Le garanzie fanno la differenza tra l'allevatore serio di gatti Siberiani e di gatti in genere e quello improvvisato o peggio disonesto.  
Partendo dal presupposto che stiamo sempre parlando di “cose vive” e quindi non è possibile dare alcuna garanzia in senso assoluto del termine (tipo “non si ammalerà mai” oppure “vivrà almeno 15 anni” – e purtroppo alcuni colleghi sedicenti allevatori cedono cuccioli dicendo queste esatte parole…), è possibile però circoscrivere l’ambito entro il quale i cuccioli possono essere in qualche modo “garantiti” dall’allevatore.

Le garanzie che può (e deve darvi!) un allevatore
•che il cucciolo sia cresciuto in casa, in un ambiente sano, pulito e senza costrizioni di alcun tipo (quindi niente gabbie!).
•che il cucciolo sia stato vaccinato due volte (prima vaccinazione trivalente e richiamo).
•che il cucciolo sia stato sverminato oppure gli sia stato fatto un esame delle feci atto a stabilire assenza di parassitosi.
•che il cucciolo, prima della cessione, sia visitato dal veterinario dell’allevamento che ne attesti la buona salute e l’idoneità al cambio casa.
•che il cucciolo sia ceduto con tutti i suoi documenti in regola, che sono il libretto sanitario dove siano riportate le vaccinazioni, le sverminazioni e tutti gli eventuali altri trattamenti che ha ricevuto, il pedigree, indicazioni sulle modalità di passaggio di proprietà. Questo è il minimo.
•che il cucciolo sia stato svezzato e alimentato con cibo adeguato alla sua crescita e all’apporto calorico e nutrizionale necessario per un corretto sviluppo.
•che i genitori del cucciolo siano sani, testati per le patologie della razza. Alcuni allevatori esibiscono i test alle aspiranti famiglie, altri consegnano direttamente la copia dei vari test. L’importante è che siano eseguiti e che l’allevatore sia disponibile a mostrarli subito, e vi posso garantire che chi testa regolarmente, lo dice senza bisogno che glielo si chieda!

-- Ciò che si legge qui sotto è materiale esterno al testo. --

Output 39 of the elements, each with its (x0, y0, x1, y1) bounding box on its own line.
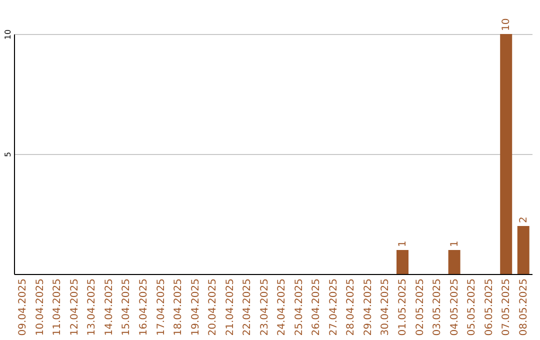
x-tick-label: 06.05.2025 (484, 278, 495, 336)
x-tick-label: 24.04.2025 (276, 278, 288, 336)
data-label: 1 (398, 240, 408, 247)
bar (396, 250, 408, 274)
x-tick-label: 01.05.2025 (398, 278, 408, 336)
x-tick-label: 30.04.2025 (380, 278, 392, 336)
x-tick-label: 07.05.2025 (501, 278, 512, 336)
x-tick-label: 25.04.2025 (294, 278, 305, 336)
x-tick-label: 08.05.2025 (518, 278, 530, 336)
x-tick-label: 15.04.2025 (121, 278, 132, 336)
x-tick-label: 28.04.2025 (346, 278, 357, 336)
x-tick-label: 03.05.2025 (432, 278, 444, 336)
x-tick-label: 05.05.2025 (466, 278, 478, 336)
x-tick-label: 04.05.2025 (449, 278, 460, 336)
x-tick-label: 20.04.2025 (208, 278, 219, 336)
bar (517, 226, 530, 274)
bar (448, 250, 460, 274)
x-tick-label: 23.04.2025 (259, 278, 270, 336)
data-label: 10 (501, 18, 512, 31)
x-tick-label: 10.04.2025 (34, 278, 46, 336)
x-tick-label: 29.04.2025 (362, 278, 374, 336)
x-tick-label: 14.04.2025 (104, 278, 115, 336)
x-tick-label: 12.04.2025 (69, 278, 80, 336)
x-tick-label: 17.04.2025 (156, 278, 167, 336)
x-tick-label: 11.04.2025 (52, 278, 64, 336)
x-tick-label: 19.04.2025 (190, 278, 202, 336)
x-tick-label: 18.04.2025 (173, 278, 184, 336)
x-tick-label: 22.04.2025 (242, 278, 254, 336)
y-tick-label: 5 (4, 152, 12, 158)
bar (500, 34, 512, 274)
x-tick-label: 09.04.2025 (18, 278, 29, 336)
x-tick-label: 02.05.2025 (414, 278, 426, 336)
x-tick-label: 27.04.2025 (328, 278, 340, 336)
x-tick-label: 26.04.2025 (311, 278, 322, 336)
x-tick-label: 16.04.2025 (138, 278, 150, 336)
data-label: 2 (518, 216, 530, 223)
x-tick-label: 21.04.2025 (224, 278, 236, 336)
data-label: 1 (449, 240, 460, 247)
x-tick-label: 13.04.2025 (86, 278, 98, 336)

•che il cucciolo sia stato correttamente socializzato, che sia stato esposto con criterio e cognizione di causa a tutti gli stimoli e le situazioni atti a fargli sviluppare il carattere corretto che la sua razza dovrebbe avere. Se un cucciolo è spaventato – e può capitare – l’allevatore deve essere in grado di spiegare perché quel particolare cucciolo non è caratterialmente come gli altri e dovrebbe avere la correttezza di non proporvelo (con tutte le variazioni e i casi particolari che questa affermazione porta con sè!)
•che il cucciolo sia un buon rappresentante della sua razza. Pensare che a un allevatore nascano solo campioni è utopico, il cucciolo “bruttino” può succedere e succede più spesso di quanto si creda. L’importante è la chiarezza e l’onestà di intenti: se cercate un cucciolo da portare in esposizione, siate chiari voi nel chiederlo e pretendete chiarezza da parte dell’allevatore quando vi propone il suo “campioncino”!
•che l’allevatore stesso sia socio di un’associazione felina riconosciuta, che emetta documenti in regola e che mostri di conoscere i meccanismi che regolano la sua stessa associazione.
•ultimo punto, ma non ultimo – anzi forse il più importante di tutti! – che l’allevatore sia disponibile a seguirvi dal giorno in cui il cucciolo lascia la sua casa e per tutta la sua vita, consigliandovi e aiutandovi nella corretta gestione del micio da tutti i punti di vista, sia comportamentali che sanitari o di semplice gestione quotidiana.

Questo è veramente il minimo sindacale che un allevatore può e deve garantire per ognuno dei cuccioli che escono dal suo allevamento. Se questi punti sono rispettati, potete iniziare a pensare veramente di avere davanti un esemplare non sempre facile da trovare,
l’allevatore serio! (...)
Di allevatori seri e preparati ce ne sono ancora
per fortuna, ma altrettanti sono gli improvvisati, quelli che pensano sia un gioco e la categoria più pericolosa, gli sfruttatori. Il segreto è informarsi, tenere gli occhi aperti, sapere cosa guardare, cosa chiedere e cosa soprattutto deve farvi scattare un campanello d’allarme!